Despite a CVSS score of 7.3 (HIGH), this vulnerability merits urgent prioritization due to pre-authentication exploitability, ease of attack, and high business impact. The router is a critical network chokepoint; compromise is equivalent to an attacker standing on your network perimeter. Residential and SOHO deployments often lack monitoring and may remain unpatched for extended periods, increasing risk window. Organizations should prioritize patching or isolating affected AC12G routers within 2–4 weeks.

Risk score, explained

The CVSS 3.1 score of 7.3 reflects Attack Vector: Network (exploitable remotely or from adjacent networks), Attack Complexity: Low (no special conditions needed), Privileges Required: None (no auth needed), User Interaction: None (no social engineering), Scope: Unchanged, and confidentiality/integrity/availability impact of Low each. This conservative rating does not fully capture the cascading impact of router compromise (widespread network access, lateral movement potential, data interception). Real-world risk to most organizations may be higher, especially if the router is internet-facing or holds sensitive network responsibilities.

Frequently asked questions

Is my router vulnerable if I have a different firmware version?

Only AC12G(EU)_V1_200909 firmware is confirmed vulnerable. Other versions and regional variants (US, Asia, AU) require verification against the official Mercusys advisory or changelog. Check your firmware version in the router web interface under System Settings or Administration. If uncertain, contact Mercusys support with your model and serial number.
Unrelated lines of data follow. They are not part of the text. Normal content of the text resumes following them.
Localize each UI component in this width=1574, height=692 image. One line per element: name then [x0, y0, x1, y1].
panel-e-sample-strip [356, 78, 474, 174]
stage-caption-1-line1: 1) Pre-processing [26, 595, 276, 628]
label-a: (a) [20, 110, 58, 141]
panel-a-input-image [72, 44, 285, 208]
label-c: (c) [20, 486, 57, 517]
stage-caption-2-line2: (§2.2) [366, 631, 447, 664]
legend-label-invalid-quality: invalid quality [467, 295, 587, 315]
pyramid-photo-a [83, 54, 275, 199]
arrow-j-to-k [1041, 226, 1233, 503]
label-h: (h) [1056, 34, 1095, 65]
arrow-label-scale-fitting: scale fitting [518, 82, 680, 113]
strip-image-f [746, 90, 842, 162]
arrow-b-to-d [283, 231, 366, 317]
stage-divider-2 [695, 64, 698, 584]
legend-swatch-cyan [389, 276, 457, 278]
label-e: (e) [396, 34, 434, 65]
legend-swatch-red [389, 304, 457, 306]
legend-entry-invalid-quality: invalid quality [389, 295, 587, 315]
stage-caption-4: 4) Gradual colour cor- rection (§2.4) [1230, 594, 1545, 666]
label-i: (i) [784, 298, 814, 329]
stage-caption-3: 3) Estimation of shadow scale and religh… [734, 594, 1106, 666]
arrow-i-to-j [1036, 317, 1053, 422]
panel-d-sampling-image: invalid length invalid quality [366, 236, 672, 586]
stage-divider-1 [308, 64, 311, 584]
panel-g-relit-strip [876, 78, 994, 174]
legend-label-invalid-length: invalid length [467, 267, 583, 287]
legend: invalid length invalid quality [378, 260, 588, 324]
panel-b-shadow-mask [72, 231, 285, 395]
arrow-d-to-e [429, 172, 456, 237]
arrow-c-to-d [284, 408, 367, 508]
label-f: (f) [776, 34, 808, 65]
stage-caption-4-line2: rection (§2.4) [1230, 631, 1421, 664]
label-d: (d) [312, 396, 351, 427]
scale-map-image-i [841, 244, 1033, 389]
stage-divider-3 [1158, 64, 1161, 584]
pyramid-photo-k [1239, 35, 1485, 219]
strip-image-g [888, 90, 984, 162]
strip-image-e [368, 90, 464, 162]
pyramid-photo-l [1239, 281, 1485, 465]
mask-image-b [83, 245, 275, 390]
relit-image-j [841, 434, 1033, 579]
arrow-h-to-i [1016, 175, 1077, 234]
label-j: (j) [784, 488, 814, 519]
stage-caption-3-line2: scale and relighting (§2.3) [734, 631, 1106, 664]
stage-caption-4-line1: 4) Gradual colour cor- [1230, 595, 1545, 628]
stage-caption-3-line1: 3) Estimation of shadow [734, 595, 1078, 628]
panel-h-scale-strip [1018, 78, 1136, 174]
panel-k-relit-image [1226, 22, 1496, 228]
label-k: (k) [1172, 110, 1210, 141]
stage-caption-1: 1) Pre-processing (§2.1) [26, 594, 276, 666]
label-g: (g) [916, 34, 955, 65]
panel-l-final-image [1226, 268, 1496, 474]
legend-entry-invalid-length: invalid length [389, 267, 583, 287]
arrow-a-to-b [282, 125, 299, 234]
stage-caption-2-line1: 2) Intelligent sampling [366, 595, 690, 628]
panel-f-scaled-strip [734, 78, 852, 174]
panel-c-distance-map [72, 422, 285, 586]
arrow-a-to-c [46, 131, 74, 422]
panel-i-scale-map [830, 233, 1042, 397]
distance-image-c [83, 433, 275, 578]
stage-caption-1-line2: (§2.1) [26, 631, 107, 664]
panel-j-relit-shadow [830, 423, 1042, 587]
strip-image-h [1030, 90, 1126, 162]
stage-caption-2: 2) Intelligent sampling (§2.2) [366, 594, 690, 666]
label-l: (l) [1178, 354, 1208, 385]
Can I work around this without a firmware update?

Yes, partially. Disable remote management (disable WAN access to the web interface), restrict the web interface to a static trusted IP range using firewall rules, and enforce a very strong, unique administrative password. Segment your router management traffic on a separate VLAN if your network architecture supports it. However, these are temporary measures; patching is essential.

Does this vulnerability affect my WiFi encryption (WPA2/WPA3)?

No. This vulnerability is specific to router administrative authentication, not WiFi data encryption. Your WiFi security settings are independent. However, an attacker who gains router credentials can modify WiFi settings or insert themselves into network traffic, compromising connected devices.

What should I do if my router is internet-facing?

Immediately verify your firmware version and apply any available patches. In the interim, disable remote management from the WAN side in the router's administration panel. If you require remote access, consider using a VPN to the router rather than direct web interface exposure. Audit router access logs for suspicious login activity. If patching is unavailable for your variant, strongly consider replacing the router with an actively maintained model.

This analysis is based on CVE-2026-36609 as published and available information current as of the analysis date. Specific patch availability, detailed remediation steps, and confirmation of vulnerability presence in other Mercusys models or regional variants should be verified directly with Mercusys official advisories and support channels. This assessment does not constitute a guarantee of complete vulnerability elimination and is provided for informational and risk prioritization purposes. Organizations should conduct their own testing and validation in non-production environments prior to deploying patches or configuration changes. SEC.co assumes no liability for patching outcomes or residual security gaps. Source: NVD (public-domain), retrieved 2026-07-07. Analysis generated by SEC.co (claude-haiku-4-5).